后来她久久未孕,那事便也成了例行公事般的每月一次草草了事,她只记得靳远书身形很瘦,别的细节一概忘了。
是以,方才贸然看到男子裸体以及后背那条长长的瘢痕,她便慌乱不已闹出那些动静来,可以说是怕的,也可以说是羞的。
顾晚枝悄悄抬眼一看,只觉得眼前这人的气质竟是如此冷淡,好像是她犯下了什么十恶不赦的大罪一般,分明他也没损失什么!
不过,自己倒是好像在哪儿见过他一样……
气氛僵凝,孟延武站到二人中间来,打哈哈着解释:“哎呀哎呀,都是我的错!没安排好二位,我给你们赔罪了!”
他这个好友是个冷淡又执拗的性子,若是再僵持下去恐怕还要继续质问顾三姑娘,伤了彼此脸面就不好了。
他拉着宋闻峥的袖子往出走,“走走走,反正你此次回京时间还长着呢,咱们改日再聚,今日我还是好好招呼顾三姑娘重要。”
回京?
顾晚枝的耳朵顿时竖了起来,该不会……这位就是她要找的未来首辅宋闻峥吧?
三年前,探花郎打马游街时,她因顽劣被大伯母训斥,便不敢出门,自然也没见到探花郎的模样。
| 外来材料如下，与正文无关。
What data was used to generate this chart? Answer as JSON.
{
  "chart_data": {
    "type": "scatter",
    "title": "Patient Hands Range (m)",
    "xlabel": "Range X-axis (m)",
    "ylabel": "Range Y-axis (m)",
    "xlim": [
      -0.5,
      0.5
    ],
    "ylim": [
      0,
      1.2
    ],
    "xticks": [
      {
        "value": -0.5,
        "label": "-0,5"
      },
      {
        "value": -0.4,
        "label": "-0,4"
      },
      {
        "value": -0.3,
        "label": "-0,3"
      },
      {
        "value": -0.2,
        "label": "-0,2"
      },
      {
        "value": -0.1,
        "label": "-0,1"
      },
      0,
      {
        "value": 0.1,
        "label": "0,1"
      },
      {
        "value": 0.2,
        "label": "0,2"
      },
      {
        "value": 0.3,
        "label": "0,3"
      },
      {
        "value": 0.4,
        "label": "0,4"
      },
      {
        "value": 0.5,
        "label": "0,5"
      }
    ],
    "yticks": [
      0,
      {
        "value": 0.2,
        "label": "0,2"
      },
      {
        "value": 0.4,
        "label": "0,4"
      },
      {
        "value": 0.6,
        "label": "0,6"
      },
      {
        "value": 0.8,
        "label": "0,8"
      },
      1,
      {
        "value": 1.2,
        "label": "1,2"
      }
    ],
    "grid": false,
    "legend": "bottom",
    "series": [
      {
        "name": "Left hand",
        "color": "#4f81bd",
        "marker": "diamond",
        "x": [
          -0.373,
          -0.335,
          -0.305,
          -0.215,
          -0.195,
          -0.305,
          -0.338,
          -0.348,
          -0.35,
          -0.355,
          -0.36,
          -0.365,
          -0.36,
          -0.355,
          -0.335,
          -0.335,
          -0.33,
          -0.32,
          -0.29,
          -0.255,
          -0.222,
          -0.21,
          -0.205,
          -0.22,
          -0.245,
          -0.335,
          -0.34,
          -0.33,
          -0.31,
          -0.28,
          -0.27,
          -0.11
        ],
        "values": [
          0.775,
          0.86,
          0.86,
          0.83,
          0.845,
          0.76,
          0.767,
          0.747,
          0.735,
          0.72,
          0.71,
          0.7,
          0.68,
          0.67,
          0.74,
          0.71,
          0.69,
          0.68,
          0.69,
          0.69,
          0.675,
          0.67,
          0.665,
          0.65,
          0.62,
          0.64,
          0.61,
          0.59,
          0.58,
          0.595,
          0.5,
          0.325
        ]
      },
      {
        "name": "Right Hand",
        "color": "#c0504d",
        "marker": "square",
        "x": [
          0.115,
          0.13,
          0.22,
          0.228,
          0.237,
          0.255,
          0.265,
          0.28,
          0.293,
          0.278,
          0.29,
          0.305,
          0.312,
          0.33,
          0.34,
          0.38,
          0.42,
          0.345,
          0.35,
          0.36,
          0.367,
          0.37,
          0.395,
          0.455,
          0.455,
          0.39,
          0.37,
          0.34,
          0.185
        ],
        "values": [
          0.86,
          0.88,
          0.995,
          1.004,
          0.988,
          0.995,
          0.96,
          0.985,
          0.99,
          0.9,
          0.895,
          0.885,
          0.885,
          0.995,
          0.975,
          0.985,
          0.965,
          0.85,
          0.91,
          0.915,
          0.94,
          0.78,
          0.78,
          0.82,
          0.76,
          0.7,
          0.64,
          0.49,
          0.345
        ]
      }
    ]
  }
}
前世虽一直听靳远书讲他的事,却从未亲眼见过,原本预想中的他该是个瘦弱书生,与眼前这般高大硬朗的模样大相径庭。
而宋闻峥面色淡淡,冷眸微眯,回首再次看向终于抬起头的女子。
细瘦的脸蛋小巧精致,明艳动人,眼角处因羞愤而闪着点点盈光,似琥珀,似珍珠。
原来是她。
在枫林盛会上看到的那个背着众人鬼鬼祟祟翻墙的小姑娘。